Although not as commercially unsung as some of their power-pop contemporaries, Cleveland’s Raspberries have been largely consigned to the footnotes of rock history by most folks. Their cult following, however, remains obsessive enough that a good many of those in attendance for the band’s first Gotham stint in three decades traveled hundreds of miles for the experience.
The quartet — all original members in tow — didn’t disappoint, eschewing the temptation to coast on nostalgia’s fumes.
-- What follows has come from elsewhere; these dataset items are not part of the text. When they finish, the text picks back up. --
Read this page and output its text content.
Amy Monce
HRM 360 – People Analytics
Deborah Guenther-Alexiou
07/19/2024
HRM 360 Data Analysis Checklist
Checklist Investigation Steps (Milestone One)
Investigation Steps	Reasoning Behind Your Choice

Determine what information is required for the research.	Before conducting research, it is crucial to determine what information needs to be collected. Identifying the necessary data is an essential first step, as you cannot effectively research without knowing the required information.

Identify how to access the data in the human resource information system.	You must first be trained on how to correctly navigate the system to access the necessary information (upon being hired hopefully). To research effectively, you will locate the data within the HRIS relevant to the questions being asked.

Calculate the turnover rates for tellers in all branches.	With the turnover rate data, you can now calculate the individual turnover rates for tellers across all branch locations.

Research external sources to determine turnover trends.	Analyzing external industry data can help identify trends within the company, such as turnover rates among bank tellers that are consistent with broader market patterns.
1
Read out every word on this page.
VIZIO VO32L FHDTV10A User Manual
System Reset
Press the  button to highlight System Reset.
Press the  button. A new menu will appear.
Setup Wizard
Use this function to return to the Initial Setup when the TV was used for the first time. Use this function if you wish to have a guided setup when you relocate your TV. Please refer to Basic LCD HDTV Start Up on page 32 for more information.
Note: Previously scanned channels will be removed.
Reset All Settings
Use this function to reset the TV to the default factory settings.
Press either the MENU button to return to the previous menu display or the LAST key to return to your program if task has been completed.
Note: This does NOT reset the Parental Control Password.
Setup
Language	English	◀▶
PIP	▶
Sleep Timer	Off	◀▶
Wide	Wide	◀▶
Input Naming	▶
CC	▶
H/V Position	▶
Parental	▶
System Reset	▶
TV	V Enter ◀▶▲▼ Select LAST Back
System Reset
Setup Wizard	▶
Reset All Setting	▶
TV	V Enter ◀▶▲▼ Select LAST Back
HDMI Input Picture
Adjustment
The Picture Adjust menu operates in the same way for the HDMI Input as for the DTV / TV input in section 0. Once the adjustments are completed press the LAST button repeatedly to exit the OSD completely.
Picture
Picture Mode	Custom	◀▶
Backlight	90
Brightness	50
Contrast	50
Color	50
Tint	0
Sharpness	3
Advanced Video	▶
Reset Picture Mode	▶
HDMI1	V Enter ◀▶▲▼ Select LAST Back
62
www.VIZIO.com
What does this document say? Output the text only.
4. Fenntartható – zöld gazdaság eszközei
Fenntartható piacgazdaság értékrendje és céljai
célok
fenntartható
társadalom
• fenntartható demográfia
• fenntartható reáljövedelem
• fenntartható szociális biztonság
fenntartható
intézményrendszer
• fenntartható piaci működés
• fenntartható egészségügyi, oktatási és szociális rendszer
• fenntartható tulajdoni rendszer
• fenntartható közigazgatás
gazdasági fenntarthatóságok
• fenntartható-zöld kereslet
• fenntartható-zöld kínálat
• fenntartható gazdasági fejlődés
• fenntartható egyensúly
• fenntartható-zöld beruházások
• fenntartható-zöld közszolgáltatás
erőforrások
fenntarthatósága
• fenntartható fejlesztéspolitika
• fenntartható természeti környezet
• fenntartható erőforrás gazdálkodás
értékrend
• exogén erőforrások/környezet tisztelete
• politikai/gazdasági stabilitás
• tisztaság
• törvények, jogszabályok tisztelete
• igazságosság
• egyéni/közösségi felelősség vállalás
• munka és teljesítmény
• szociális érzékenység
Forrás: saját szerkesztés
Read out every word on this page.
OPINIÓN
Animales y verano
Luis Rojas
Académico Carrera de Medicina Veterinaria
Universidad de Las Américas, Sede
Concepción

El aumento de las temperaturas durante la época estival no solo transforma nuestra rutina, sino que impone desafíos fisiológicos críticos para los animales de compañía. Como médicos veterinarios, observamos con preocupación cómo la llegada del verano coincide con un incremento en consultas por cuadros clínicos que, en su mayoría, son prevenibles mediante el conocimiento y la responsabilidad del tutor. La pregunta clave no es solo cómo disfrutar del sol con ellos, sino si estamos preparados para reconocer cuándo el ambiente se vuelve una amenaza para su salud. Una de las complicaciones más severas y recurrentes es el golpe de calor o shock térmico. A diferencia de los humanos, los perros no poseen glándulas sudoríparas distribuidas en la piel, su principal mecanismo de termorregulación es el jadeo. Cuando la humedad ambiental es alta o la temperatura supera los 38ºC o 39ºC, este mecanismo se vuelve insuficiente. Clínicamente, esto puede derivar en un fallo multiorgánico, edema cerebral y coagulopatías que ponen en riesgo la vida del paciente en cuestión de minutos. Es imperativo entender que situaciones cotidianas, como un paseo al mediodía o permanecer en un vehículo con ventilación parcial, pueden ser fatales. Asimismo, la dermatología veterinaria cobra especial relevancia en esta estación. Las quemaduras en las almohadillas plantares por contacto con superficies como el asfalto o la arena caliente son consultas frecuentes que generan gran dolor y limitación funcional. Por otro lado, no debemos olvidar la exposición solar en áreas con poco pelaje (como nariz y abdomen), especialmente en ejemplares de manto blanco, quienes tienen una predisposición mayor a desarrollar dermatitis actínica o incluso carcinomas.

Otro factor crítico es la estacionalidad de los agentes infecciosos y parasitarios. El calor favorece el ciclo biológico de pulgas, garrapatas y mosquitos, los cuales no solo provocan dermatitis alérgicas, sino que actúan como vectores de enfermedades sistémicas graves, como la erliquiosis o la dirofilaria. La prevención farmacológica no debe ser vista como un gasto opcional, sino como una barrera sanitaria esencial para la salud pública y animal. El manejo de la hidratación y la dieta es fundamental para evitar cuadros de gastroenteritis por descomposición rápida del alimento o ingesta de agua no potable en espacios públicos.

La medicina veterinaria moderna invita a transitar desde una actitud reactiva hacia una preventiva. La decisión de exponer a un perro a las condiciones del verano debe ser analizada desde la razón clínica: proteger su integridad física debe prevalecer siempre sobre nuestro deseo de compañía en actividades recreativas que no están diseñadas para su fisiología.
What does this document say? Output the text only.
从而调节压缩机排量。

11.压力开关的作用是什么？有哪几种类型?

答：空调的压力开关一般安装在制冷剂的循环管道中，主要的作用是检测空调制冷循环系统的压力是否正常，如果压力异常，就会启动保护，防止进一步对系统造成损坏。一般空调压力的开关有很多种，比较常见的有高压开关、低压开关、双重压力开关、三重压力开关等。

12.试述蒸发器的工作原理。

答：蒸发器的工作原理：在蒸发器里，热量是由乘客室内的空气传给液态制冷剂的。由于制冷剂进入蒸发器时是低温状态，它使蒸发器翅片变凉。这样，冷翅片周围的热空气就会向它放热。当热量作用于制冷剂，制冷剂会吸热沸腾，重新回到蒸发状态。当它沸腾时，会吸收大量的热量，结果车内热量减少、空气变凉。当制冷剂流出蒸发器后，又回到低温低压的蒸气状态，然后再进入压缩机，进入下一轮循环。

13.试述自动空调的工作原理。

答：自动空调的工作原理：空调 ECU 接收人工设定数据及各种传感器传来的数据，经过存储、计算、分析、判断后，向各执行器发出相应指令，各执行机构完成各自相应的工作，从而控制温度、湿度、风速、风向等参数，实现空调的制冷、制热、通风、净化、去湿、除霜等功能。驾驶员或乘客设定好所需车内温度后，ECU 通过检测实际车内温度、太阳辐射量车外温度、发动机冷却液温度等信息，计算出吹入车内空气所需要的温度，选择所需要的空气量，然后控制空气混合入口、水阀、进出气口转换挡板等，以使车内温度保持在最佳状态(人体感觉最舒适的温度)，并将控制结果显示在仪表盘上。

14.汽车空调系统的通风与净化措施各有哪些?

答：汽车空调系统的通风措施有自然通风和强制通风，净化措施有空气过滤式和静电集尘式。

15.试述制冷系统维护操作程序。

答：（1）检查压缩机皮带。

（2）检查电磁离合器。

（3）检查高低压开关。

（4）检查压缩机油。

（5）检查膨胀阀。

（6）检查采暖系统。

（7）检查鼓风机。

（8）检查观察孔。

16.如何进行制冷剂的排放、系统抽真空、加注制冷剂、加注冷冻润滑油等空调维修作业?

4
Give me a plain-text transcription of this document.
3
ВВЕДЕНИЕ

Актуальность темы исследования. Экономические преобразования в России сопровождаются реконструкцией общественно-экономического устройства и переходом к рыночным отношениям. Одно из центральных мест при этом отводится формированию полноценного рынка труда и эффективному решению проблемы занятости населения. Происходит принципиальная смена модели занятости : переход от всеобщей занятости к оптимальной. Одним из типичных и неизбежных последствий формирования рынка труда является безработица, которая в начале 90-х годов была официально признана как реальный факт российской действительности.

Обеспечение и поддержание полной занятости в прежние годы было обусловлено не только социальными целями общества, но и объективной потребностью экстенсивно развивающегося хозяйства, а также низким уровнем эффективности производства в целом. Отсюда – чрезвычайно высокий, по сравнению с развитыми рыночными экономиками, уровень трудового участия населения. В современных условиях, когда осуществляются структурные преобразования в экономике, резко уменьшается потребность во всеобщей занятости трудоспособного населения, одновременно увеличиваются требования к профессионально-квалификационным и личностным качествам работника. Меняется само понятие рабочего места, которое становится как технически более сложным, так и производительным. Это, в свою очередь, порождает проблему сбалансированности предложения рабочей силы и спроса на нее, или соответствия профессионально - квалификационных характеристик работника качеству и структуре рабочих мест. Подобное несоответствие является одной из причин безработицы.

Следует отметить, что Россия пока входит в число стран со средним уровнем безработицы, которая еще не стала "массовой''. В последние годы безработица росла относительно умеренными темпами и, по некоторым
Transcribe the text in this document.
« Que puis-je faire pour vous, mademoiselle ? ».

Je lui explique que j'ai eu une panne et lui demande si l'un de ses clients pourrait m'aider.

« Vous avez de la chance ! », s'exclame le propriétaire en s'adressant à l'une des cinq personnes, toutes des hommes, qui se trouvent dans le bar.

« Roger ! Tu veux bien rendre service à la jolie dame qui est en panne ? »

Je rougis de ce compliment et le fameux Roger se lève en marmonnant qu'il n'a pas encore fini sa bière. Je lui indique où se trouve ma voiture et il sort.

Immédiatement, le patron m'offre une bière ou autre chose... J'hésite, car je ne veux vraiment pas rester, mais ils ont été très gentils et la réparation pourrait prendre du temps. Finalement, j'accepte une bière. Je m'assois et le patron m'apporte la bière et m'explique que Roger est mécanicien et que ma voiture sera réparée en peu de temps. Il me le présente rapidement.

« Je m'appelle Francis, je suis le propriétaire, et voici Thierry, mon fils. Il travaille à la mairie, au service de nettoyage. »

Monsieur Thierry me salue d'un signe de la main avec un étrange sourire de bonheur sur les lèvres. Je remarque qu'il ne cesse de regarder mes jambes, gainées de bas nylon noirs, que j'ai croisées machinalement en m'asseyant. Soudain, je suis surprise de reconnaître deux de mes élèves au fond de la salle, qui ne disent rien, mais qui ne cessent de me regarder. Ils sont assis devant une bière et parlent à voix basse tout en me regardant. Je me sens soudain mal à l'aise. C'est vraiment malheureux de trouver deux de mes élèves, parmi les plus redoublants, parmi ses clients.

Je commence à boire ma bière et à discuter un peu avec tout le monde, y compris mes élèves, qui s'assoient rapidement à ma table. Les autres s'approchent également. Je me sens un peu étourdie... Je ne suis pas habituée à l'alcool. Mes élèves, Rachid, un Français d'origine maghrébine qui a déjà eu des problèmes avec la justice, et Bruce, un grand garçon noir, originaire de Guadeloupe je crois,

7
Where some musicians approach reunions gingerly, taking perfunctory stabs at re-creating vinyl memories verbatim, the Eric Carmen-led Raspberries approached this perf as if auditioning for the biggest record deal of their lives.
Over the course of a two-hour set, the band — augmented by a keyboardist and a guitarist — touched on all their biggest hits (highlighted by a surprisingly lusty “Go All the Way” and a feathery “Let’s Pretend”).
It was on songs that skirted the charts — like the semi-autobiographical “Overnight Sensation” — that they really ratcheted up the animation, as if to send an “I told you so” to the keepers of the history books.
While Carmen held down center-stage for most of the set, even going back to his pre-Berries’ days to exhume the Choir chestnut “It’s Cold Outside,” his bandmates took their fair share of lead vocals as well. Neither guitarist Wally Bryson (who stepped up for “Hard to Get Over a Heartbreak”) nor bassist Dave Smalley (who did the same on “Nobody Knows”) approached Carmen’s range, but both delivered the goods affably.
At two dozen or so songs, perf was padded more than necessary. A mini-set of covers — including “Slow Down” and “Roll Over Beethoven” — designed to prove the band could mimic the Beatles’ time as a cover band was particularly superfluous. But once the fat was cut away, there was more than enough meat for a satisfying sonic feast.